Hypercolumns rearrangement into Matrix

Question

Hypercolumns rearrangement into Matrix

SavanGowda opened this issue 7 years ago · comments

I am very much intersted in PixelNet and I am trying to implement the same in MatConvNet. I have an issue regarding what you have mentioned in your paper about the sparse predictions.

According to my understanding, if we have say 1000 sampled pixels we are extracting hypercolumns from the conv1_2 (64 feature maps) , conv2_2 (128 feature maps), conv3_3 (256 feature maps), conv4_3 (512 feature maps) and from conv5_3 (512 feature maps) (if included also from fc7_conv)

Question 1. May be a dumb question, but are we supposed to extract the Ci(p) from all (say conv1_2) 64 feature maps or can we select some random feature maps (say random 32 feature maps)?

In the below snapshot about the sparse prediction, you have mentioned that we have to rearrange the hypercolumn features into a matrix.

Question 2. Are we supposed to rearrange the hypercolumns back to (if the size of the image is 224 x 224) or into a vector with all the hypercolumns (512x1000+ 512x1000 + 256x1000 +128x1000 + 64x1000) concatinated before giving it to the downstream processing.

Thanks in advance.
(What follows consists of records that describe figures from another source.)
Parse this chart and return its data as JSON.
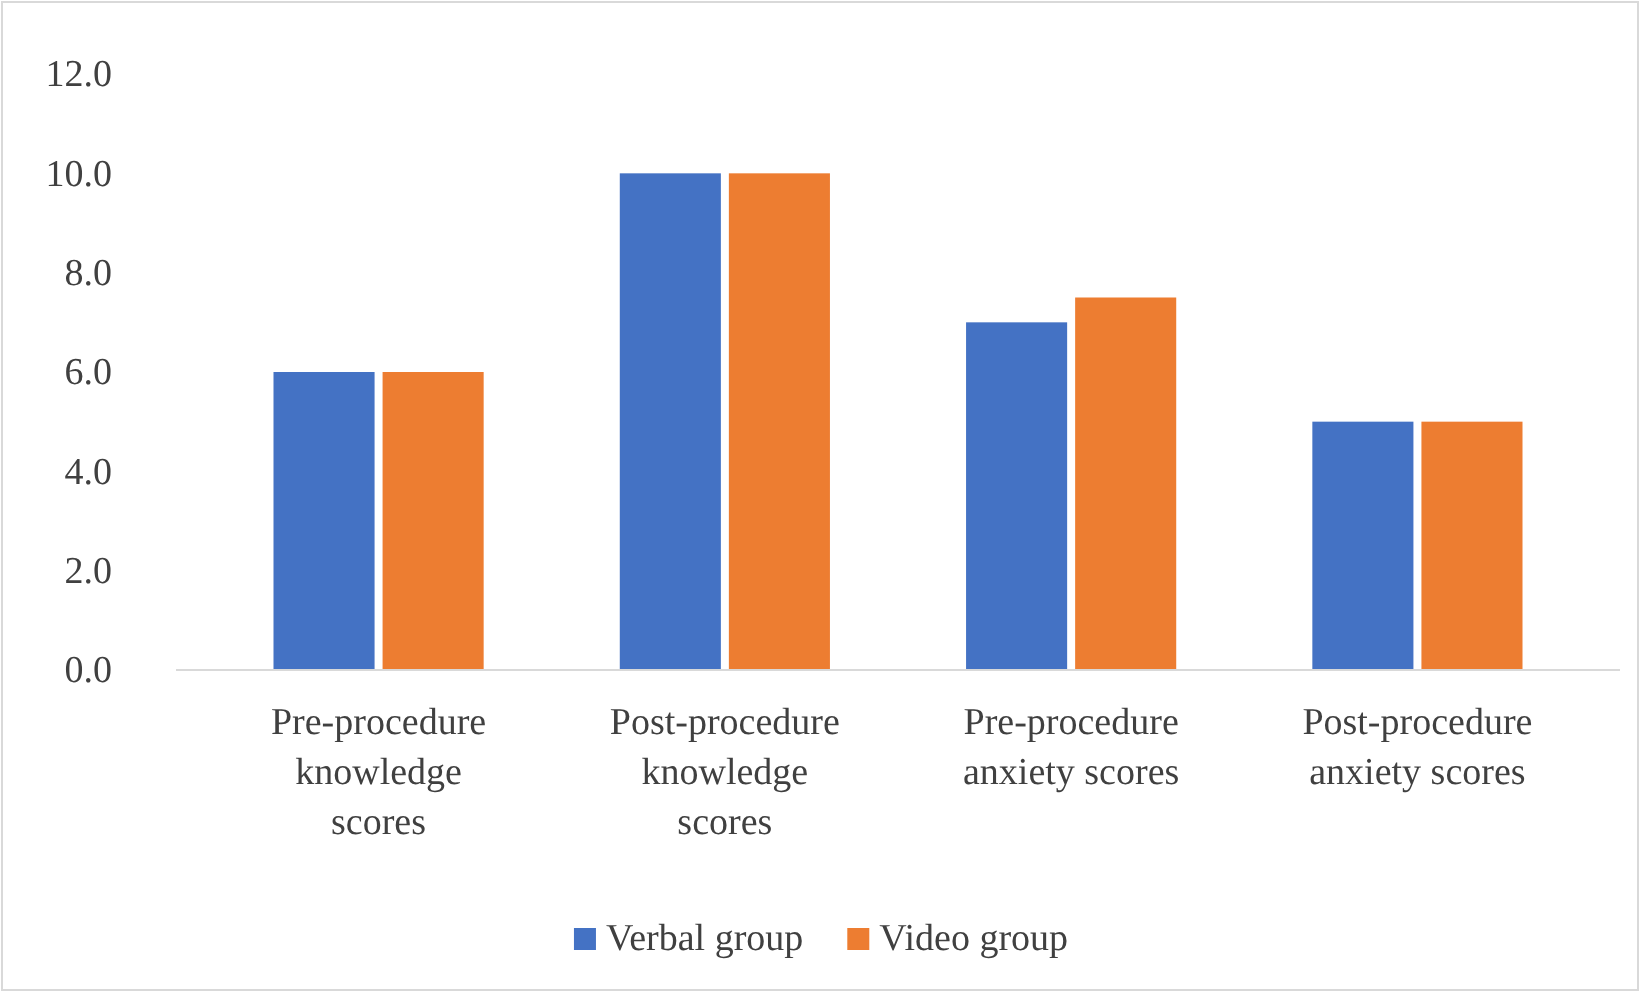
{
  "chart_data": {
    "type": "bar",
    "categories": [
      "Pre-procedure knowledge scores",
      "Post-procedure knowledge scores",
      "Pre-procedure anxiety scores",
      "Post-procedure anxiety scores"
    ],
    "series": [
      {
        "name": "Verbal group",
        "color": "#4472c4",
        "values": [
          6,
          10,
          7,
          5
        ]
      },
      {
        "name": "Video group",
        "color": "#ed7d31",
        "values": [
          6,
          10,
          7.5,
          5
        ]
      }
    ],
    "ylim": [
      0,
      12
    ],
    "yticks": [
      {
        "value": 0,
        "label": "0.0"
      },
      {
        "value": 2,
        "label": "2.0"
      },
      {
        "value": 4,
        "label": "4.0"
      },
      {
        "value": 6,
        "label": "6.0"
      },
      {
        "value": 8,
        "label": "8.0"
      },
      {
        "value": 10,
        "label": "10.0"
      },
      {
        "value": 12,
        "label": "12.0"
      }
    ],
    "grid": false,
    "legend": "bottom"
  }
}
Your reply would be really helpful.

Best Regards
Savan

reynoldscem · Answer 1 · Fri Jun 16 2017 14:40:26 GMT+0800 (China Standard Time)

Rearrange the hypercolumns into a design matrix. number_of_pixels sampled X number of features.
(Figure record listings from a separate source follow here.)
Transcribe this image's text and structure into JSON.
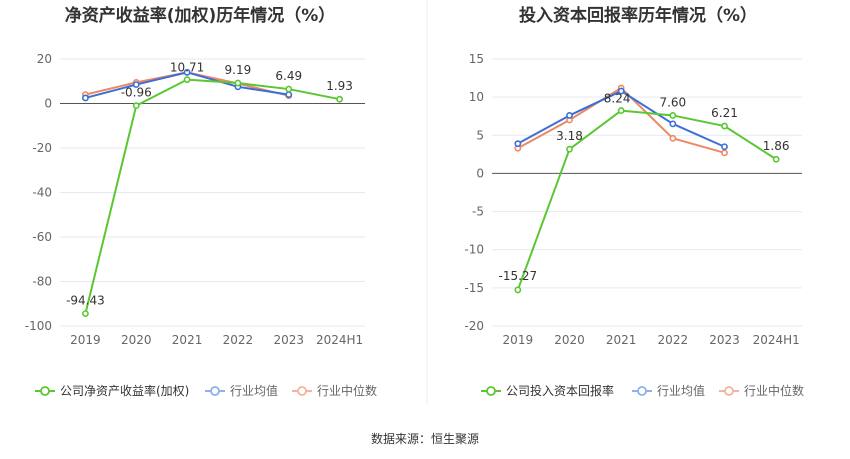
{
  "colors": {
    "company": "#5ac732",
    "avg": "#3b6fd6",
    "median": "#ee8763",
    "avg_legend": "#8fb0ea",
    "median_legend": "#f3b49f",
    "grid": "#e6e9ef",
    "axis": "#555555",
    "divider": "#eeeeee"
  },
  "source_text": "数据来源：恒生聚源",
  "chart_data": [
    {
      "type": "line",
      "title": "净资产收益率(加权)历年情况（%）",
      "categories": [
        "2019",
        "2020",
        "2021",
        "2022",
        "2023",
        "2024H1"
      ],
      "ylim": [
        -100,
        20
      ],
      "yticks": [
        20,
        0,
        -20,
        -40,
        -60,
        -80,
        -100
      ],
      "grid": true,
      "legend_position": "bottom",
      "series": [
        {
          "name": "公司净资产收益率(加权)",
          "values": [
            -94.43,
            -0.96,
            10.71,
            9.19,
            6.49,
            1.93
          ],
          "labels": [
            "-94.43",
            "-0.96",
            "10.71",
            "9.19",
            "6.49",
            "1.93"
          ]
        },
        {
          "name": "行业均值",
          "values": [
            2.5,
            8.5,
            14.0,
            7.5,
            4.0,
            null
          ]
        },
        {
          "name": "行业中位数",
          "values": [
            4.0,
            9.5,
            14.0,
            9.0,
            3.5,
            null
          ]
        }
      ]
    },
    {
      "type": "line",
      "title": "投入资本回报率历年情况（%）",
      "categories": [
        "2019",
        "2020",
        "2021",
        "2022",
        "2023",
        "2024H1"
      ],
      "ylim": [
        -20,
        15
      ],
      "yticks": [
        15,
        10,
        5,
        0,
        -5,
        -10,
        -15,
        -20
      ],
      "grid": true,
      "legend_position": "bottom",
      "series": [
        {
          "name": "公司投入资本回报率",
          "values": [
            -15.27,
            3.18,
            8.24,
            7.6,
            6.21,
            1.86
          ],
          "labels": [
            "-15.27",
            "3.18",
            "8.24",
            "7.60",
            "6.21",
            "1.86"
          ]
        },
        {
          "name": "行业均值",
          "values": [
            3.9,
            7.6,
            10.8,
            6.5,
            3.5,
            null
          ]
        },
        {
          "name": "行业中位数",
          "values": [
            3.3,
            7.0,
            11.2,
            4.6,
            2.7,
            null
          ]
        }
      ]
    }
  ]
}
As for which features to take, typically all of them in the selected layers, I expect that you could subsample - but I wouldn't do so randomly.

OranjeeGeneral · Answer 2 · Fri Jun 16 2017 18:11:02 GMT+0800 (China Standard Time)

If I also may ask, do the hypercolumn take the features directly from the convolution layers or after the relu layer of the convolution layer? That isn't really stated clearly in the paper

Savan Rangegowda · Answer 3 · Fri Jun 16 2017 19:43:28 GMT+0800 (China Standard Time)

Hi, @OranjeeGeneral

I guess you have to take it from the convolutional layers as you have also included ReLU in the MLP.

Hi, @reynoldscem

Correct me if I am wrong! But the input for a MLP is supposed to be a vector isn't it?

Aayush Bansal · Answer 4 · Sat Jun 17 2017 00:54:16 GMT+0800 (China Standard Time)

@SavanGowda -

are we supposed to extract the Ci(p) from all (say conv1_2) 64 feature maps or can we select some random feature maps? -- In our work we extracted all the 64 values (say from conv1_2).
hypercolumns are for a pixel, and as such each pixel is represented as a vector. We represent all the subsampled pixels as a matrix. E.g. if there are 1000 pixels, and dimensionality of a vector is k; we represent it using 1000 x k matrix.

Aayush Bansal · Answer 5 · Sat Jun 17 2017 00:56:53 GMT+0800 (China Standard Time)

@OranjeeGeneral - You may extract after or before ReLU. In our experiments, we extract it after ReLU (except while training from scratch). You may look at our train.prototxt file to get an idea of the thing where we extracted before or after ReLU.

OranjeeGeneral · Answer 6 · Mon Jun 19 2017 18:58:11 GMT+0800 (China Standard Time)

@aayushbansai

Thanks for your answer since I will train from scratch I will go with before.:)

Your suggestion looking at the train.prototxt doesn't really help because the way Caffe allows you to do specify inplace layers that basically connects back to the same top blob that has been used as the bottom and it isn't clear from the textual description alone where it lies in the hierarchy, that's why I asked.